Idiopathic central precocious puberty on the rise in boys

By Eleanor McDermid, Senior medwireNews Reporter

About three-quarters of cases of central precocious puberty (CPP) in boys have no identifiable cause, say researchers.

Ayfer Alikasifoglu (Hacettepe University, Ankara, Turkey) and colleagues assessed 100 boys, aged between 9 months and 10.5 years, who were diagnosed with CPP between 2003 and 2014.

Just 26% of these cases were found to have an underlying central nervous system (CNS) abnormality, which the team says is “one of the lowest rates in the literature”.

The number of cases with CNS lesions diagnosed remained stable, at six or seven per 2-year period, but the overall number of CPP cases rose, due to an increasing proportion of idiopathic cases per 2-year period increased over time, from 33.3% during 2003 to 2005, rising as high as 81.6% in more recent time periods.

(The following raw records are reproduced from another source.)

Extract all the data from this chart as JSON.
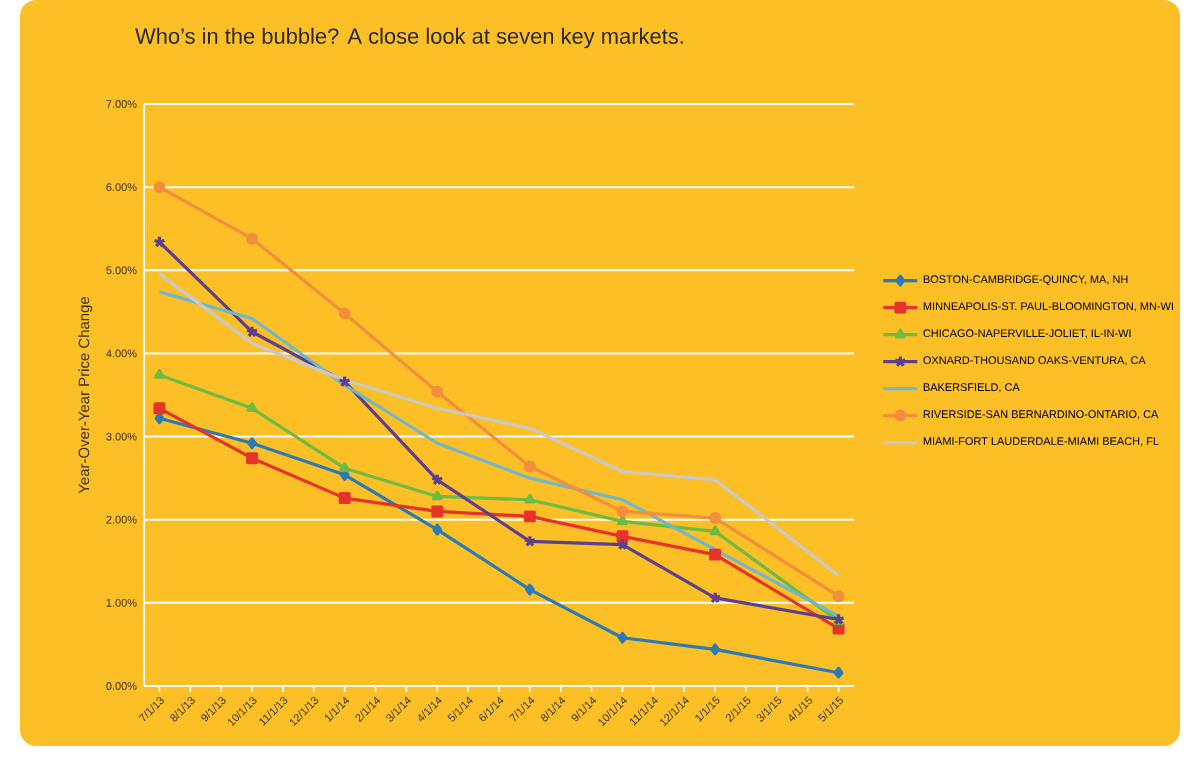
{
  "chart_data": {
    "type": "line",
    "title": "Who’s in the bubble? A close look at seven key markets.",
    "ylabel": "Year-Over-Year Price Change",
    "categories": [
      "7/1/13",
      "8/1/13",
      "9/1/13",
      "10/1/13",
      "11/1/13",
      "12/1/13",
      "1/1/14",
      "2/1/14",
      "3/1/14",
      "4/1/14",
      "5/1/14",
      "6/1/14",
      "7/1/14",
      "8/1/14",
      "9/1/14",
      "10/1/14",
      "11/1/14",
      "12/1/14",
      "1/1/15",
      "2/1/15",
      "3/1/15",
      "4/1/15",
      "5/1/15"
    ],
    "ylim": [
      0,
      7
    ],
    "yticks": [
      {
        "value": 0,
        "label": "0.00%"
      },
      {
        "value": 1,
        "label": "1.00%"
      },
      {
        "value": 2,
        "label": "2.00%"
      },
      {
        "value": 3,
        "label": "3.00%"
      },
      {
        "value": 4,
        "label": "4.00%"
      },
      {
        "value": 5,
        "label": "5.00%"
      },
      {
        "value": 6,
        "label": "6.00%"
      },
      {
        "value": 7,
        "label": "7.00%"
      }
    ],
    "grid": "y",
    "legend": "right",
    "line_style": "solid",
    "series": [
      {
        "name": "BOSTON-CAMBRIDGE-QUINCY, MA, NH",
        "color": "#2a7ab5",
        "marker": "diamond",
        "values": [
          3.22,
          null,
          null,
          2.92,
          null,
          null,
          2.54,
          null,
          null,
          1.88,
          null,
          null,
          1.16,
          null,
          null,
          0.58,
          null,
          null,
          0.44,
          null,
          null,
          null,
          0.16
        ]
      },
      {
        "name": "MINNEAPOLIS-ST. PAUL-BLOOMINGTON, MN-WI",
        "color": "#e6332a",
        "marker": "square",
        "values": [
          3.34,
          null,
          null,
          2.74,
          null,
          null,
          2.26,
          null,
          null,
          2.1,
          null,
          null,
          2.04,
          null,
          null,
          1.8,
          null,
          null,
          1.58,
          null,
          null,
          null,
          0.69
        ]
      },
      {
        "name": "CHICAGO-NAPERVILLE-JOLIET, IL-IN-WI",
        "color": "#6cbb44",
        "marker": "triangle",
        "values": [
          3.74,
          null,
          null,
          3.34,
          null,
          null,
          2.62,
          null,
          null,
          2.28,
          null,
          null,
          2.24,
          null,
          null,
          1.98,
          null,
          null,
          1.86,
          null,
          null,
          null,
          0.78
        ]
      },
      {
        "name": "OXNARD-THOUSAND OAKS-VENTURA, CA",
        "color": "#5c3f8e",
        "marker": "cross",
        "values": [
          5.34,
          null,
          null,
          4.26,
          null,
          null,
          3.66,
          null,
          null,
          2.48,
          null,
          null,
          1.74,
          null,
          null,
          1.7,
          null,
          null,
          1.06,
          null,
          null,
          null,
          0.8
        ]
      },
      {
        "name": "BAKERSFIELD, CA",
        "color": "#6db7cf",
        "marker": "none",
        "values": [
          4.74,
          null,
          null,
          4.42,
          null,
          null,
          3.62,
          null,
          null,
          2.92,
          null,
          null,
          2.5,
          null,
          null,
          2.24,
          null,
          null,
          1.64,
          null,
          null,
          null,
          0.84
        ]
      },
      {
        "name": "RIVERSIDE-SAN BERNARDINO-ONTARIO, CA",
        "color": "#f28e3c",
        "marker": "circle",
        "values": [
          6.0,
          null,
          null,
          5.38,
          null,
          null,
          4.48,
          null,
          null,
          3.54,
          null,
          null,
          2.64,
          null,
          null,
          2.1,
          null,
          null,
          2.02,
          null,
          null,
          null,
          1.08
        ]
      },
      {
        "name": "MIAMI-FORT LAUDERDALE-MIAMI BEACH, FL",
        "color": "#c9c9c9",
        "marker": "none",
        "values": [
          4.96,
          null,
          null,
          4.12,
          null,
          null,
          3.68,
          null,
          null,
          3.34,
          null,
          null,
          3.1,
          null,
          null,
          2.58,
          null,
          null,
          2.48,
          null,
          null,
          null,
          1.33
        ]
      }
    ]
  }
}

The researchers note that they included all cases with CNS abnormalities regardless of whether the lesion or CPP was diagnosed first, thus providing an accurate estimate of the proportion of CPP cases with an underlying organic cause.

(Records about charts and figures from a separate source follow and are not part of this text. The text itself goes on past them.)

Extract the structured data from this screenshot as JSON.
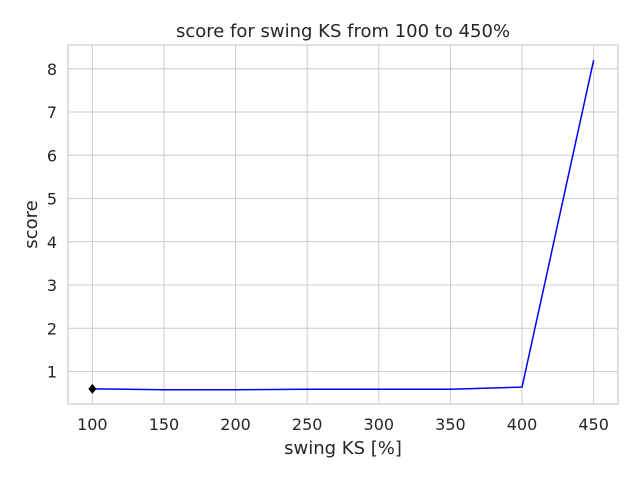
{
  "chart_data": {
    "type": "line",
    "title": "score for swing KS from 100 to 450%",
    "xlabel": "swing KS [%]",
    "ylabel": "score",
    "xlim": [
      83,
      467
    ],
    "ylim": [
      0.25,
      8.55
    ],
    "x_ticks": [
      100,
      150,
      200,
      250,
      300,
      350,
      400,
      450
    ],
    "y_ticks": [
      1,
      2,
      3,
      4,
      5,
      6,
      7,
      8
    ],
    "grid": true,
    "series": [
      {
        "color": "#0000ff",
        "x": [
          100,
          150,
          200,
          250,
          300,
          350,
          400,
          450
        ],
        "y": [
          0.6,
          0.58,
          0.58,
          0.59,
          0.59,
          0.59,
          0.64,
          8.2
        ]
      }
    ],
    "markers": [
      {
        "x": 100,
        "y": 0.6,
        "shape": "diamond",
        "color": "#000000"
      }
    ]
  }
}
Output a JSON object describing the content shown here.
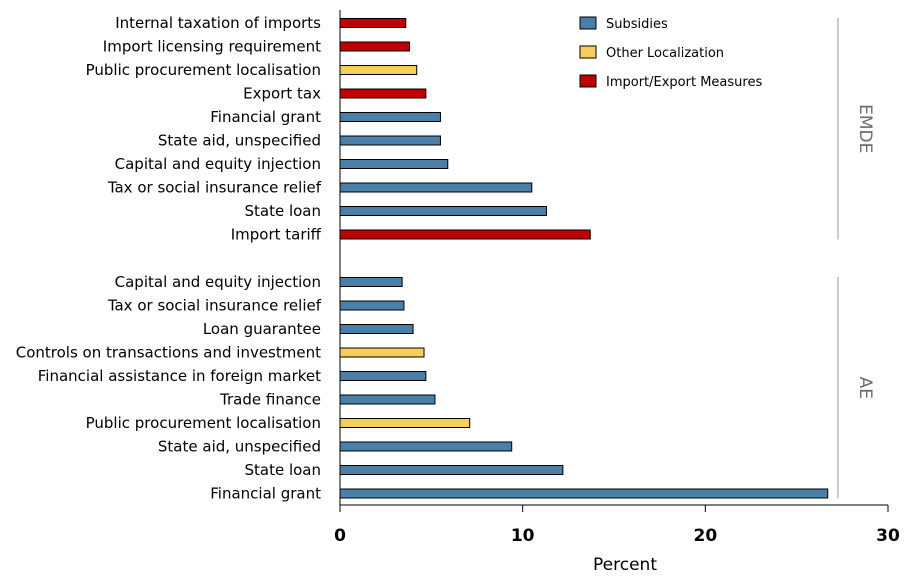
{
  "chart_data": {
    "type": "bar",
    "orientation": "horizontal",
    "xlabel": "Percent",
    "xlim": [
      0,
      30
    ],
    "xticks": [
      0,
      10,
      20,
      30
    ],
    "grid": false,
    "legend_position": "top-right",
    "legend": [
      {
        "key": "subsidies",
        "label": "Subsidies",
        "color": "#4a7fa7"
      },
      {
        "key": "localization",
        "label": "Other Localization",
        "color": "#f7cd5c"
      },
      {
        "key": "importexport",
        "label": "Import/Export Measures",
        "color": "#c00000"
      }
    ],
    "groups": [
      {
        "label": "EMDE",
        "bars": [
          {
            "category": "Internal taxation of imports",
            "value": 3.6,
            "type": "importexport"
          },
          {
            "category": "Import licensing requirement",
            "value": 3.8,
            "type": "importexport"
          },
          {
            "category": "Public procurement localisation",
            "value": 4.2,
            "type": "localization"
          },
          {
            "category": "Export tax",
            "value": 4.7,
            "type": "importexport"
          },
          {
            "category": "Financial grant",
            "value": 5.5,
            "type": "subsidies"
          },
          {
            "category": "State aid, unspecified",
            "value": 5.5,
            "type": "subsidies"
          },
          {
            "category": "Capital and equity injection",
            "value": 5.9,
            "type": "subsidies"
          },
          {
            "category": "Tax or social insurance relief",
            "value": 10.5,
            "type": "subsidies"
          },
          {
            "category": "State loan",
            "value": 11.3,
            "type": "subsidies"
          },
          {
            "category": "Import tariff",
            "value": 13.7,
            "type": "importexport"
          }
        ]
      },
      {
        "label": "AE",
        "bars": [
          {
            "category": "Capital and equity injection",
            "value": 3.4,
            "type": "subsidies"
          },
          {
            "category": "Tax or social insurance relief",
            "value": 3.5,
            "type": "subsidies"
          },
          {
            "category": "Loan guarantee",
            "value": 4.0,
            "type": "subsidies"
          },
          {
            "category": "Controls on transactions and investment",
            "value": 4.6,
            "type": "localization"
          },
          {
            "category": "Financial assistance in foreign market",
            "value": 4.7,
            "type": "subsidies"
          },
          {
            "category": "Trade finance",
            "value": 5.2,
            "type": "subsidies"
          },
          {
            "category": "Public procurement localisation",
            "value": 7.1,
            "type": "localization"
          },
          {
            "category": "State aid, unspecified",
            "value": 9.4,
            "type": "subsidies"
          },
          {
            "category": "State loan",
            "value": 12.2,
            "type": "subsidies"
          },
          {
            "category": "Financial grant",
            "value": 26.7,
            "type": "subsidies"
          }
        ]
      }
    ]
  }
}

“It should always be kept in mind that there is a significant amount of patients with a CNS lesion who are diagnosed with CPP during follow-up”, they write in Hormone Research in Paediatrics.

Spacing-occupying lesions accounted for 20 of the 26 CNS abnormalities detected, and the remaining six were developmental abnormalities.

The likelihood of identifying a CNS lesion varied with age; 60% of children younger than 7 years had an underlying CNS lesion, compared with just 8% of older children. They also had a more advanced bone age than children with idiopathic CPP. Their basal testosterone levels were significantly higher than those of the idiopathic CPP cases, as were their peak luteinizing hormone levels.

“When a boy is diagnosed with CPP above the age of 7 years, the odds of detecting an underlying CNS pathology are very low, and these cases are mostly idiopathic”, say the researchers.

They suggest that, as with girls, increased weight gain during childhood may increase the risk of boys experiencing CPP. But they also note that increased awareness of CPP among patients and physicians could have contributed to the increased prevalence of idiopathic cases.